Regardless of whether the concerns were the result of government cock-up or conspiracy, the whole affair was a timely reminder of just how wide the gap remains between science and policymaking. And a glance at the professional backgrounds of the general election candidates in your constituency is highly likely to hammer home that message even further.
This marginalisation of science persists despite the fact that, in recent years, many of the principal UK research funders have come to see public engagement as a core part of a scientist’s business. A key contribution to this change has come from the research councils, whose obligatory “pathways to impact” form has been interpreted as a place for grant applicants to declare how they will disseminate their results to the public – or, at the very least, to interested parties beyond the academic realm. And many of the impact case studies submitted to the 2014 research excellence framework were based on public engagement, resulting in many UK universities subsequently taking a strategic decision to do more to support engagement activities.
There are now more professional science communication consultants than ever before. New large-scale “enabling” institutions, such as the UK's National Coordinating Centre for Public Engagement, have also been created. Public engagement is now a career in its own right; while those inspired by Carl Sagan in the 1970s might have aspired to a career in science, many of those whose imaginations are captured by Brian Cox would rather have a career in science communication.
This is all very well, but what is the ultimate purpose of all this outreach? The House of Commons Science and Technology Committee recently produced its Science Communication and Engagement Report. One of the report’s key recommendations was that scientists should strive to engage more directly with those in power. That is certainly a very sensible suggestion. Parliament is in particular need of experts in an era of rapid technological change and growing environmental and societal challenges. And the sad fact is that MPs themselves are largely unable to provide that expertise. Before the general election, just 26 MPs out of the House of Commons’ 650 had any form of science qualification, about six (depending on exactly how you define it) had industrial science experience and, since Julian Huppert lost his Cambridge seat in 2015, none had any background in professional academic science (although Huppert is standing for re-election this time around).

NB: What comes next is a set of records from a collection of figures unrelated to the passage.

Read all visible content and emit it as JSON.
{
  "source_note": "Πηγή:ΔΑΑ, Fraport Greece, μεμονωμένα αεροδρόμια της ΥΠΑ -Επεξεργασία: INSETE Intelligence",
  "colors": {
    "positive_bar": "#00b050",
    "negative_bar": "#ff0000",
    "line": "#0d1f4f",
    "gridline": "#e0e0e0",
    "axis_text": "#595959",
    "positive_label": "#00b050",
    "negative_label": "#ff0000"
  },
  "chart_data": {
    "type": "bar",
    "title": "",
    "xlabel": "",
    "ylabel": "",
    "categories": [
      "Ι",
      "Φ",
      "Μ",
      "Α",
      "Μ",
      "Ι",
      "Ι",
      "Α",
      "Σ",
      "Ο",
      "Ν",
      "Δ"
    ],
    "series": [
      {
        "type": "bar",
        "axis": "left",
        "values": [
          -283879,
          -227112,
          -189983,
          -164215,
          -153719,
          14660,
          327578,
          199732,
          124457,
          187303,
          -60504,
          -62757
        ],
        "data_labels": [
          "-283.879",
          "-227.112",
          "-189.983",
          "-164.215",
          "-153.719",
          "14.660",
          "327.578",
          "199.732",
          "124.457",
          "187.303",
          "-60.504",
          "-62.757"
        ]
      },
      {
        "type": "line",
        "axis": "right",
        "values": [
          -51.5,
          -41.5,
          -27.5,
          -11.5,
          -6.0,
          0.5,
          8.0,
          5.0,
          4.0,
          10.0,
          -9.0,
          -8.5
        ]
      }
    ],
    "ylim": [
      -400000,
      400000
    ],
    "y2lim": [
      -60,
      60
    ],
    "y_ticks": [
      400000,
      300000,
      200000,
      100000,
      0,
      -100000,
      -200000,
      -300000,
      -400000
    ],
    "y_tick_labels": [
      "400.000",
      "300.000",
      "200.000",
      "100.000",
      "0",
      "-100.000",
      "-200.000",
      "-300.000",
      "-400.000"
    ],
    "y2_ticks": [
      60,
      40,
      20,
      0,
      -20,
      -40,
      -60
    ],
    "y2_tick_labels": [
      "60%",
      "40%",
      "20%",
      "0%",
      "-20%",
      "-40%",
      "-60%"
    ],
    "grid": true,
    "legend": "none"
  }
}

This situation just exacerbates the sense that scientists are not so much contributors to mainstream society as mere advisers to it, offering their observations, from the wings, on the technical aspects of others’ visions. But this brings us back to science communication. If we could only inculcate in the general public a sense that knowing and understanding how nature works is an inherently good and important thing, it might begin to make an impact on the kind of politician they want to vote for.
There is hope. A survey commissioned by the Science and Technology Committee found that people have a strong desire to know how science affects their daily lives. The problem comes with the means of communication: 71 per cent of respondents believed that the media sensationalise science, and just 28 per cent believed that journalists check their facts when reporting scientific matters.
Correcting this scepticism – perhaps by engaging more directly with the public – is a long-term goal. But scientists are very used to the idea that some things take much longer to achieve than one political cycle, REF cycle or even generational cycle. The ultimate aspiration must be that, through a sustained and embedded public engagement culture in the sciences, the public themselves can push scientists beyond the waiting rooms of Whitehall mandarins and into the House of Commons itself.
Engagement can and should be more than advertising the specifics of some breakthrough or other. It should be part of creating a national and international culture that expects scientific literacy of its leaders.
David Berman is professor of theoretical physics at Queen Mary University of London.